İmar Kanununa göre her ”yapı” ruhsata tabidir. Bunun tek istisnasını ruhsat gerektirmeyen ”basit tadilatlar” oluşturur. İmar Kirliliğine Neden Olma suçu kapsamına sadece ”bina” niteliğindeki ruhsatsız yapıların girdiğini yukarıda detaylarıyla açıklamıştık. Mevzuatta ”yapı” ve ”bina” kavramlarının sadece genel olarak tanımının yapılmasıyla yetinildiğinden, hangi yapıların bina sayılacağı konusu yargı kararlarıyla şekillenmektedir.

Yargıtay bir kararında 38 metre uzunluğunda yığma tuğla duvarın ”bina” sayılmadığına ve izinsiz duvar örmenin kanundaki bina tanımında yer alan ”üzeri kapalı” olma şartını taşımadığından İmar Kirliliği suçunu oluşturmadığına hükmetmiştir.(Yargıtay 4. Ceza Dairesi 05/03/2012, 2010/1854 E. 2012/ 4870 K.) ”

Ruhsatlı binanın çatısının çelik konstrüksiyon malzeme kullanarak kapatması olayında da, yapının bina vasfında olmaması ve yapıda kullanılan hafif malzemelerin taşıyıcı unsurları etkilememesi nedeniyle suçun oluşmadığı kabul edilmiştir. (Yargıtay 4.Ceza Dairesi 2010/4436 E.  2010/3966 K.)”

Yargıtay, balkonların pvc ve cam ile kapatılmasının ”bina” niteliğinde olmadığına hükmetmektedir. Balkonun kapatılması ve balkon ile oda arasındaki duvarın yıkılması suretiyle odanın büyütülmesi şeklindeki imalatlarda bina sayılmamaktadır. Ancak bu durumda yıkılan duvarların binanın taşıyıcı sistemini etkileyip etkilemediğinin tespiti için bilirkişi raporu alınması ve rapor sonucuna göre karar verilmesi gerektiğine hükmedilmektedir. Oda ile balkonu ayıran duvar, perde duvar değilse, ve duvarın kaldirilmasi işleminde kolonlara zarar verilmemişse, balkonun kapatılıp odaya dahil edilmesi eyleminin İmar Kirliliğine Neden Olma Suçunu oluşturmadığına hükmedilmektedir. Balkon kapatılırken kullanılan malzemenin PVC, ahşap, aleminyum vs. olması önem arzetmemektedir. Önemli olan kullanılan malzemenin hafif olması ve binanın statiğini etkilememesidir. (Yargıtay 4. Ceza Dairesi 01.06.2011 Tarih ve 2009/3046 E. 2011/7468 K.).

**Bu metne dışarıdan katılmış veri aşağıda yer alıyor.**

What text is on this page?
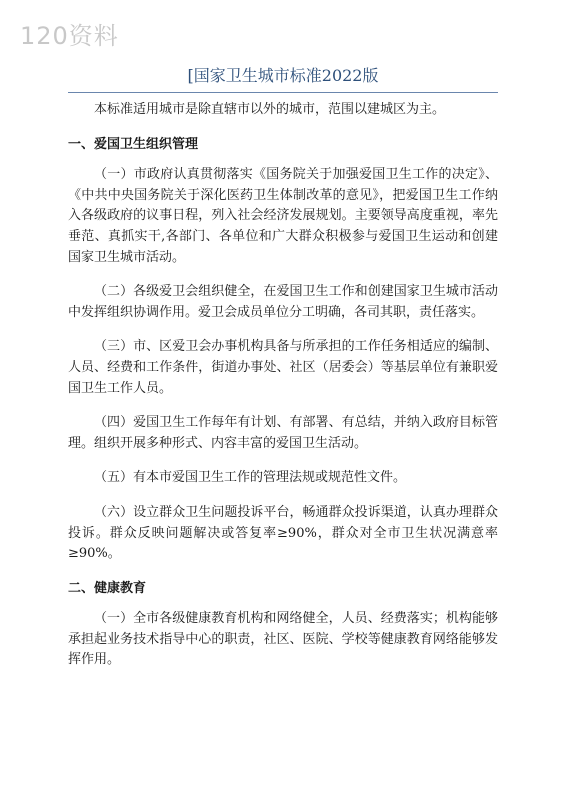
120资料
[国家卫生城市标准2022版

本标准适用城市是除直辖市以外的城市，范围以建城区为主。

一、爱国卫生组织管理

（一）市政府认真贯彻落实《国务院关于加强爱国卫生工作的决定》、《中共中央国务院关于深化医药卫生体制改革的意见》，把爱国卫生工作纳入各级政府的议事日程，列入社会经济发展规划。主要领导高度重视，率先垂范、真抓实干,各部门、各单位和广大群众积极参与爱国卫生运动和创建国家卫生城市活动。

（二）各级爱卫会组织健全，在爱国卫生工作和创建国家卫生城市活动中发挥组织协调作用。爱卫会成员单位分工明确，各司其职，责任落实。

（三）市、区爱卫会办事机构具备与所承担的工作任务相适应的编制、人员、经费和工作条件，街道办事处、社区（居委会）等基层单位有兼职爱国卫生工作人员。

（四）爱国卫生工作每年有计划、有部署、有总结，并纳入政府目标管理。组织开展多种形式、内容丰富的爱国卫生活动。

（五）有本市爱国卫生工作的管理法规或规范性文件。

（六）设立群众卫生问题投诉平台，畅通群众投诉渠道，认真办理群众投诉。群众反映问题解决或答复率≥90%，群众对全市卫生状况满意率≥90%。

二、健康教育

（一）全市各级健康教育机构和网络健全，人员、经费落实；机构能够承担起业务技术指导中心的职责，社区、医院、学校等健康教育网络能够发挥作用。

Benzer şekilde bir binanın zemin katındaki iki dükkanın arasındaki duvarın kaldırılarak tek dükkan haline getirilmesi olayında da; mevcut alana ilave yeni alan kazanımı olmadığı ve taşıyıcı sistemin olumsuz etkilenmediği gerekçesiyle suçun oluşmadığına hükmedilmiştir. (Yargıtay 4.Ceza Dairesi 2011/21338 E. 2012/26052 K.)

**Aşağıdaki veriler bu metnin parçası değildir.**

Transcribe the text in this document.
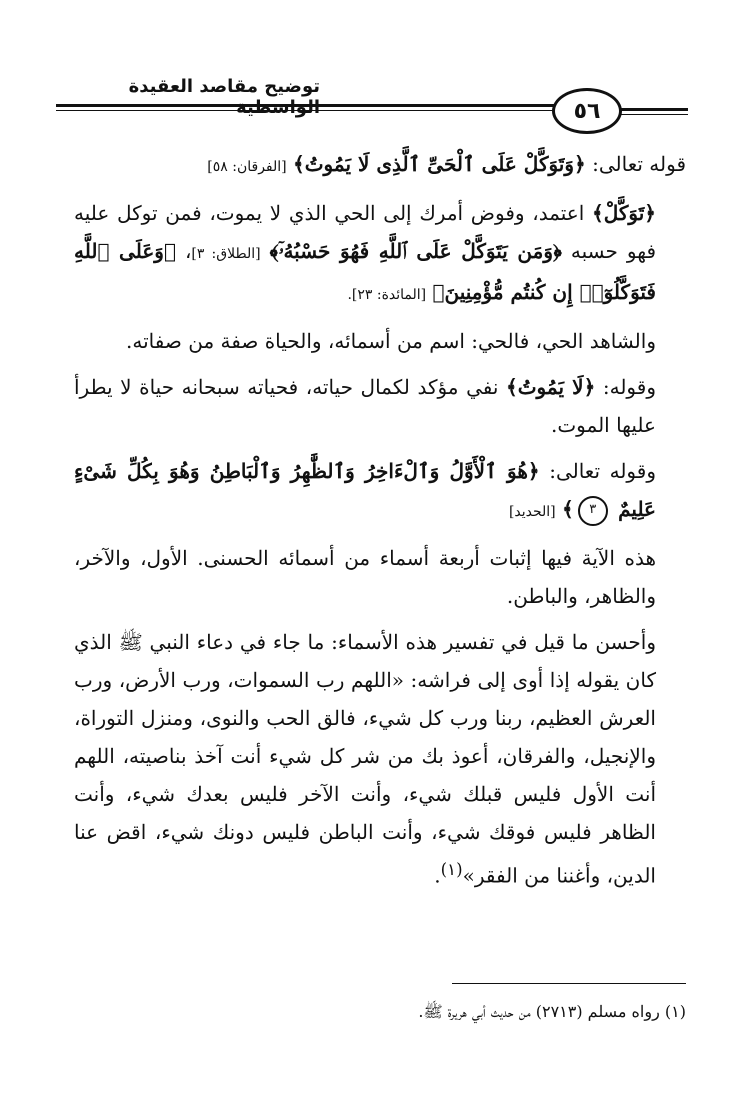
توضيح مقاصد العقيدة الواسطية	٥٦

قوله تعالى: ﴿وَتَوَكَّلْ عَلَى ٱلْحَىِّ ٱلَّذِى لَا يَمُوتُ﴾ [الفرقان: ٥٨]

﴿تَوَكَّلْ﴾ اعتمد، وفوض أمرك إلى الحي الذي لا يموت، فمن توكل عليه فهو حسبه ﴿وَمَن يَتَوَكَّلْ عَلَى ٱللَّهِ فَهُوَ حَسْبُهُۥٓ﴾ [الطلاق: ٣]، ﴿وَعَلَى ٱللَّهِ فَتَوَكَّلُوٓا۟ إِن كُنتُم مُّؤْمِنِينَ﴾ [المائدة: ٢٣].

والشاهد الحي، فالحي: اسم من أسمائه، والحياة صفة من صفاته.

وقوله: ﴿لَا يَمُوتُ﴾ نفي مؤكد لكمال حياته، فحياته سبحانه حياة لا يطرأ عليها الموت.

وقوله تعالى: ﴿هُوَ ٱلْأَوَّلُ وَٱلْءَاخِرُ وَٱلظَّٰهِرُ وَٱلْبَاطِنُ وَهُوَ بِكُلِّ شَىْءٍ عَلِيمٌ ٣﴾ [الحديد]

هذه الآية فيها إثبات أربعة أسماء من أسمائه الحسنى. الأول، والآخر، والظاهر، والباطن.

وأحسن ما قيل في تفسير هذه الأسماء: ما جاء في دعاء النبي ﷺ الذي كان يقوله إذا أوى إلى فراشه: «اللهم رب السموات، ورب الأرض، ورب العرش العظيم، ربنا ورب كل شيء، فالق الحب والنوى، ومنزل التوراة، والإنجيل، والفرقان، أعوذ بك من شر كل شيء أنت آخذ بناصيته، اللهم أنت الأول فليس قبلك شيء، وأنت الآخر فليس بعدك شيء، وأنت الظاهر فليس فوقك شيء، وأنت الباطن فليس دونك شيء، اقض عنا الدين، وأغننا من الفقر»$^{(١)}$.

(١) رواه مسلم (٢٧١٣) من حديث أبي هريرة ﷺ.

Dükkan kepenklerinin de İmar Kirliliğine Neden Olma suçunu oluşturmadığı kabul edilmiştir. (Yargıtay 4. Ceza Dairesi 29/11/2012 tarihli, 2012/15051 Esas  2012/28152 Karar

Gayrimenkul Vasfı Taşımayan, zemine herhangi bir şekilde bağlı olmayan, temelsiz, imalatı ve kullanımı için ruhsat gerekmeyen üç adet konteynerin ”bina” vasfında olmadığına hükmedilmiştir. (Yargıtay 4. Ceza Dairesi 2013/23055 E. 2014/31439 K.)

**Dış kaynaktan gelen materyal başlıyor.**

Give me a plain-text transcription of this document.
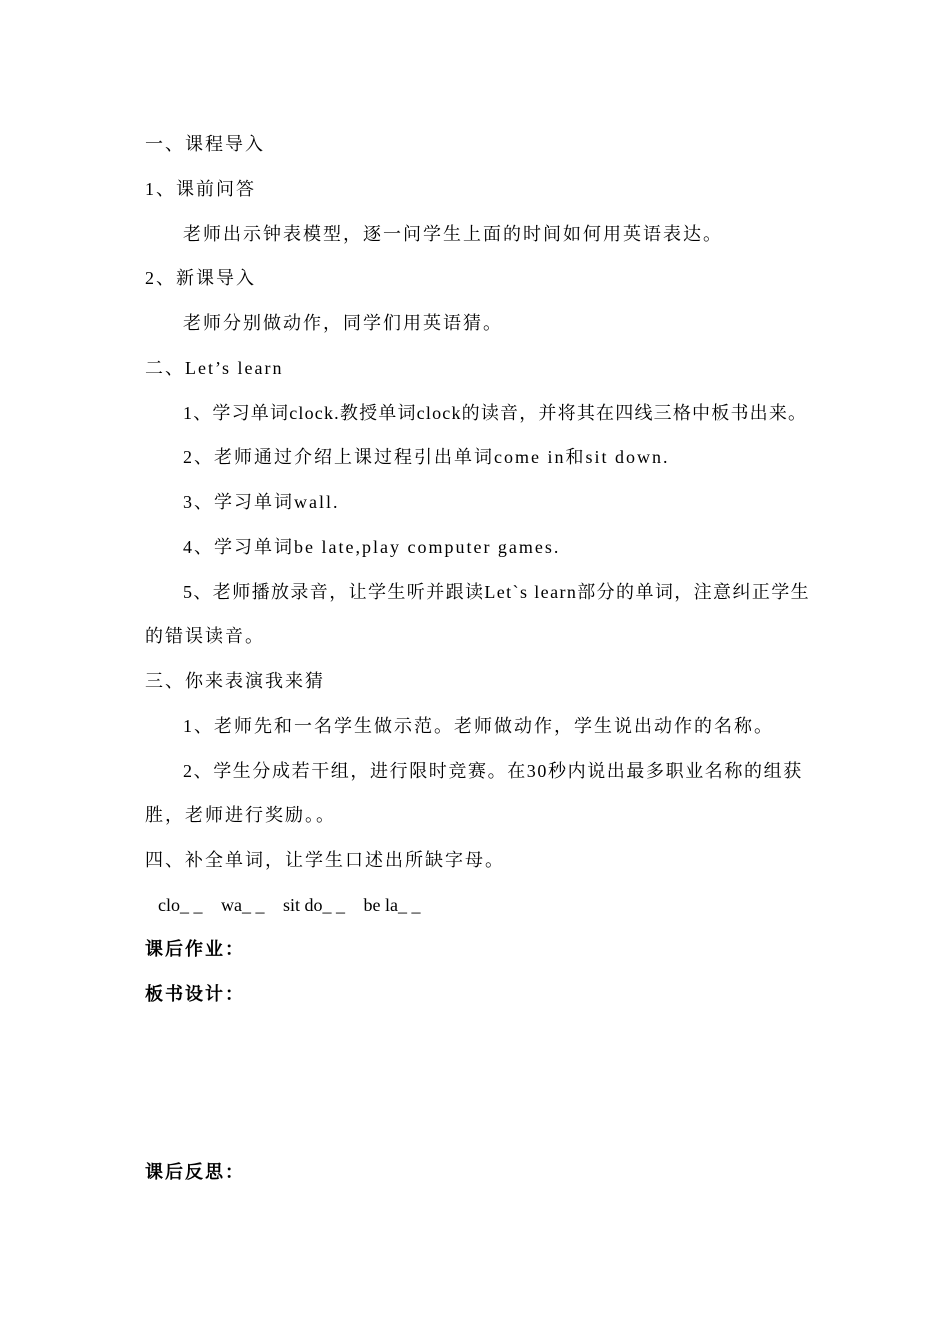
一、课程导入
1、课前问答
老师出示钟表模型，逐一问学生上面的时间如何用英语表达。
2、新课导入
老师分别做动作，同学们用英语猜。
二、Let’s learn
1、学习单词clock.教授单词clock的读音，并将其在四线三格中板书出来。
2、老师通过介绍上课过程引出单词come in和sit down.
3、学习单词wall.
4、学习单词be late,play computer games.
5、老师播放录音，让学生听并跟读Let`s learn部分的单词，注意纠正学生
的错误读音。
三、你来表演我来猜
1、老师先和一名学生做示范。老师做动作，学生说出动作的名称。
2、学生分成若干组，进行限时竞赛。在30秒内说出最多职业名称的组获
胜，老师进行奖励。。
四、补全单词，让学生口述出所缺字母。
clo_ _ wa_ _ sit do_ _ be la_ _
课后作业：
板书设计：
课后反思：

Subasman seviyesini aşmayan zemin terası genişletmesi, üzerine pergola yapılsa dahi ruhsata tabi olmadıklarından suç oluşmayacaktır. (Danıştay 14. Dairesi 2015/9242 E. 2018/1644 K.)

Temelsiz yapılar ”bina” niteliğinde sayılmadığından ”zemin üzerine temelsiz olarak yerleştirilen ”büfenin” suçu oluşturmadığı kabul edilmiştir. (Yargıtay 4. Ceza Dairesi 2013/11068E. 2013/8822K.)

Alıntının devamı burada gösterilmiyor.